Donald Trump commutes sentence of former Chicago gang leader
Donald Trump has commuted the sentence of Larry Hoover, a former Chicago gang leader, who had been serving multiple life sentences for more than five decades.
Hoover, 74, is the co-founder of Gangster Disciples, a gang described in court documents as 'large and vicious' that sold 'great quantities of cocaine, heroin, and other drugs in Chicago'.
He was convicted in 1973 for ordering the killing of a 19-year-old neighborhood drug dealer and given a sentence of 150 to 200 years.
In 1997, he was given six life sentences after being found guilty of federal drug conspiracy, extortion, money laundering and continuing to engage in a criminal enterprise.
He has been serving out his sentence at ADX Florence prison facility in Fremont county, Colorado.
The commutation, first reported by Notus, was confirmed by a White House official.
Hoover renounced his criminal past and has made repeated requests to shorten his sentence, including under the First Step Act, a criminal justice reform bill passed during Trump's first term.

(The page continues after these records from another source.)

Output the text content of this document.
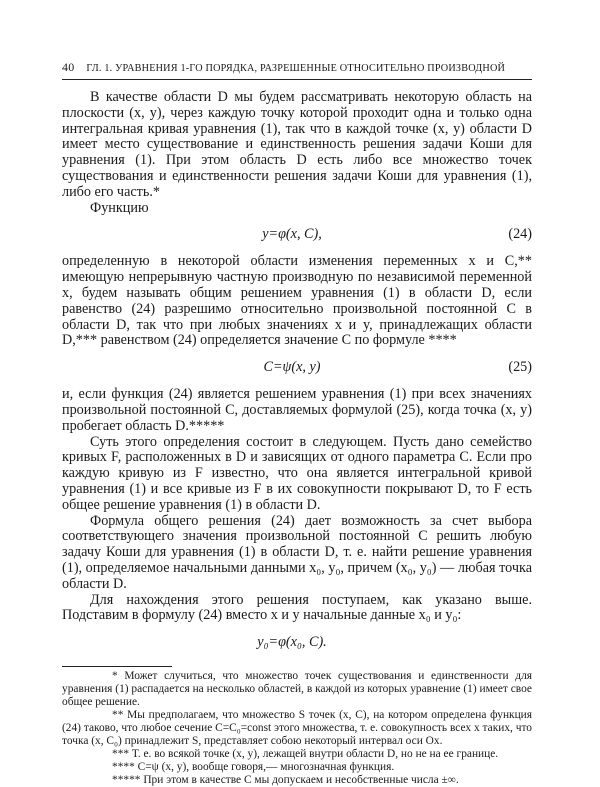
40 ГЛ. 1. УРАВНЕНИЯ 1-ГО ПОРЯДКА, РАЗРЕШЕННЫЕ ОТНОСИТЕЛЬНО ПРОИЗВОДНОЙ

В качестве области D мы будем рассматривать некоторую область на плоскости (x, y), через каждую точку которой проходит одна и только одна интегральная кривая уравнения (1), так что в каждой точке (x, y) области D имеет место существование и единственность решения задачи Коши для уравнения (1). При этом область D есть либо все множество точек существования и единственности решения задачи Коши для уравнения (1), либо его часть.*

Функцию

y=φ(x, C),	(24)

определенную в некоторой области изменения переменных x и C,** имеющую непрерывную частную производную по независимой переменной x, будем называть общим решением уравнения (1) в области D, если равенство (24) разрешимо относительно произвольной постоянной C в области D, так что при любых значениях x и y, принадлежащих области D,*** равенством (24) определяется значение C по формуле ****

C=ψ(x, y)	(25)

и, если функция (24) является решением уравнения (1) при всех значениях произвольной постоянной C, доставляемых формулой (25), когда точка (x, y) пробегает область D.*****

Суть этого определения состоит в следующем. Пусть дано семейство кривых F, расположенных в D и зависящих от одного параметра C. Если про каждую кривую из F известно, что она является интегральной кривой уравнения (1) и все кривые из F в их совокупности покрывают D, то F есть общее решение уравнения (1) в области D.

Формула общего решения (24) дает возможность за счет выбора соответствующего значения произвольной постоянной C решить любую задачу Коши для уравнения (1) в области D, т. е. найти решение уравнения (1), определяемое начальными данными x₀, y₀, причем (x₀, y₀) — любая точка области D.

Для нахождения этого решения поступаем, как указано выше. Подставим в формулу (24) вместо x и y начальные данные x₀ и y₀:

y₀=φ(x₀, C).

* Может случиться, что множество точек существования и единственности для уравнения (1) распадается на несколько областей, в каждой из которых уравнение (1) имеет свое общее решение.

** Мы предполагаем, что множество S точек (x, C), на котором определена функция (24) таково, что любое сечение C=C₀=const этого множества, т. е. совокупность всех x таких, что точка (x, C₀) принадлежит S, представляет собою некоторый интервал оси Ox.

*** Т. е. во всякой точке (x, y), лежащей внутри области D, но не на ее границе.

**** C=ψ (x, y), вообще говоря,— многозначная функция.

***** При этом в качестве C мы допускаем и несобственные числа ±∞.
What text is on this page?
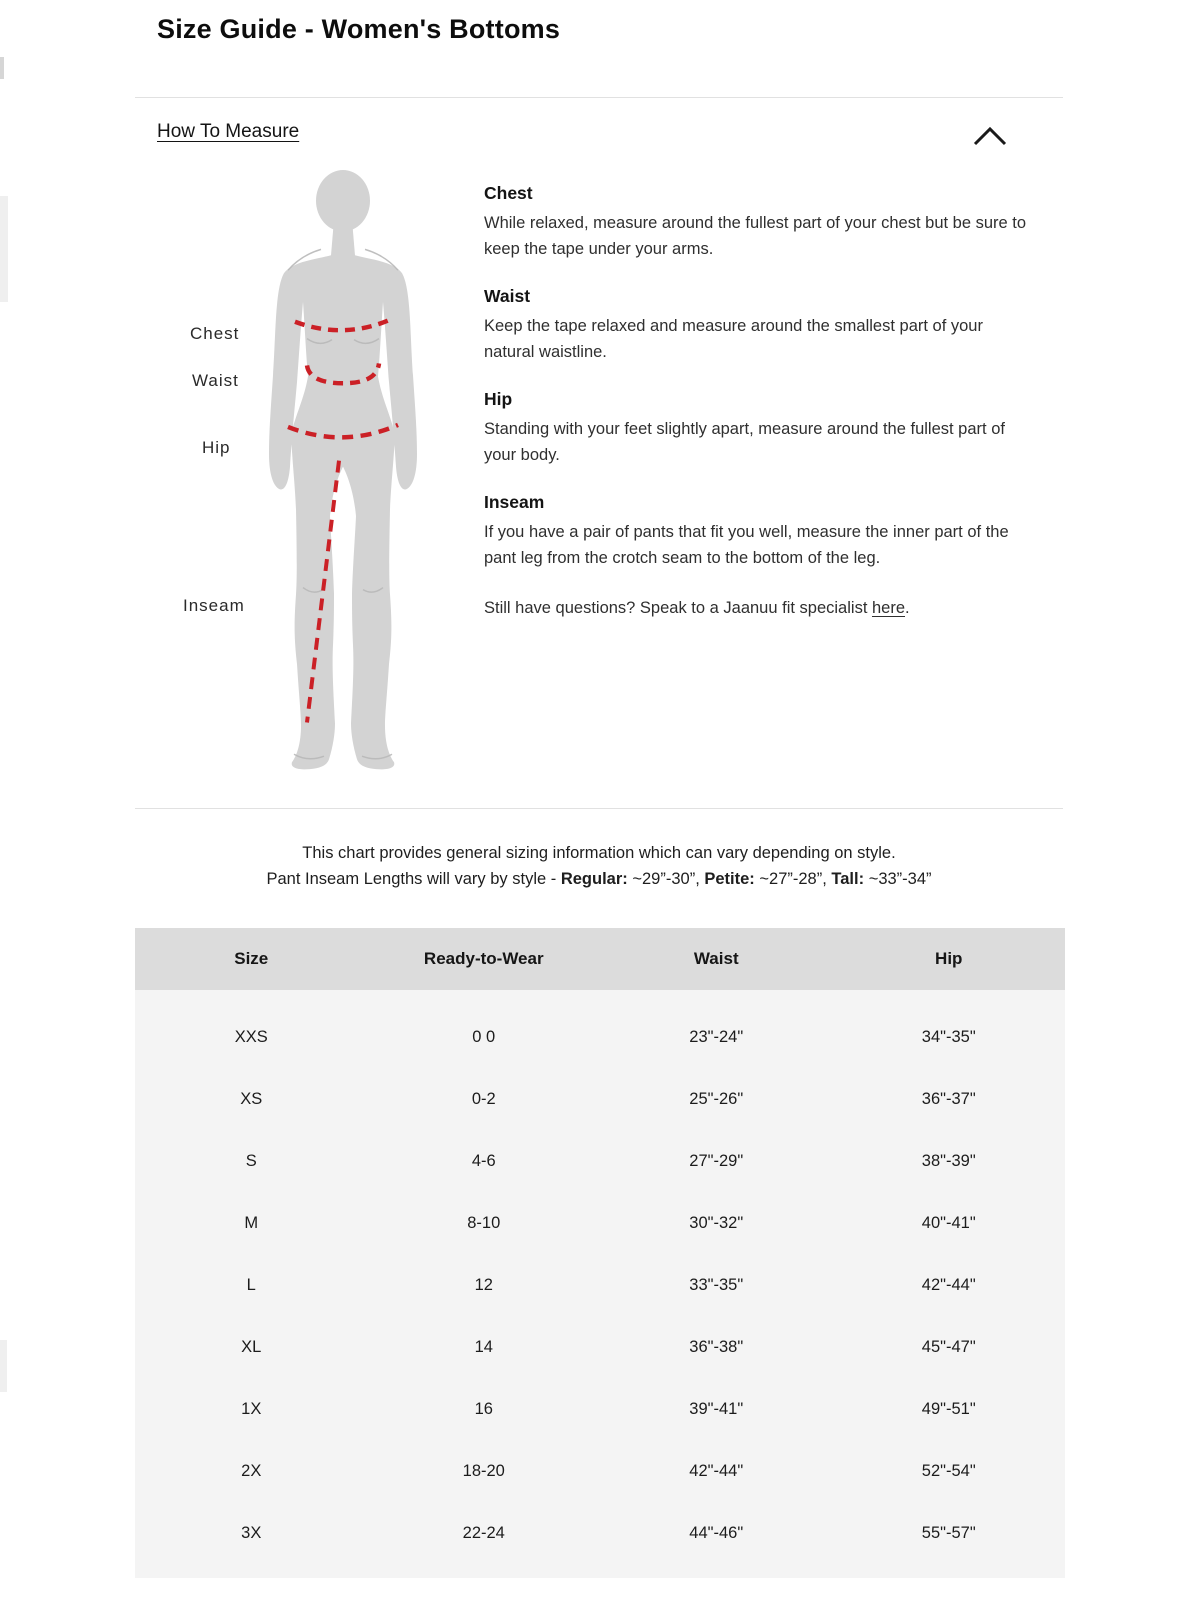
Size Guide - Women's Bottoms
How To Measure
Chest
Waist
Hip
Inseam
Chest

While relaxed, measure around the fullest part of your chest but be sure to keep the tape under your arms.

Waist

Keep the tape relaxed and measure around the smallest part of your natural waistline.

Hip

Standing with your feet slightly apart, measure around the fullest part of your body.

Inseam

If you have a pair of pants that fit you well, measure the inner part of the pant leg from the crotch seam to the bottom of the leg.

Still have questions? Speak to a Jaanuu fit specialist here.

This chart provides general sizing information which can vary depending on style.
Pant Inseam Lengths will vary by style - Regular: ~29”-30”, Petite: ~27”-28”, Tall: ~33”-34”
Size	Ready-to-Wear	Waist	Hip
XXS	0 0	23"-24"	34"-35"
XS	0-2	25"-26"	36"-37"
S	4-6	27"-29"	38"-39"
M	8-10	30"-32"	40"-41"
L	12	33"-35"	42"-44"
XL	14	36"-38"	45"-47"
1X	16	39"-41"	49"-51"
2X	18-20	42"-44"	52"-54"
3X	22-24	44"-46"	55"-57"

'I'm a completely different person than the man who went to prison in 1997,' Hoover told a court in 2024.
At a court hearing last year, Hoover's lawyers said he had 'virtually no contact with the outside world' for more than two decades and 'spends 23 hours a day in a concrete cell no larger than a parking space'.
Hoover was the subject of a 2021 'Free Larry Hoover Benefit Concert' organized by rappers Kanye West and Drake.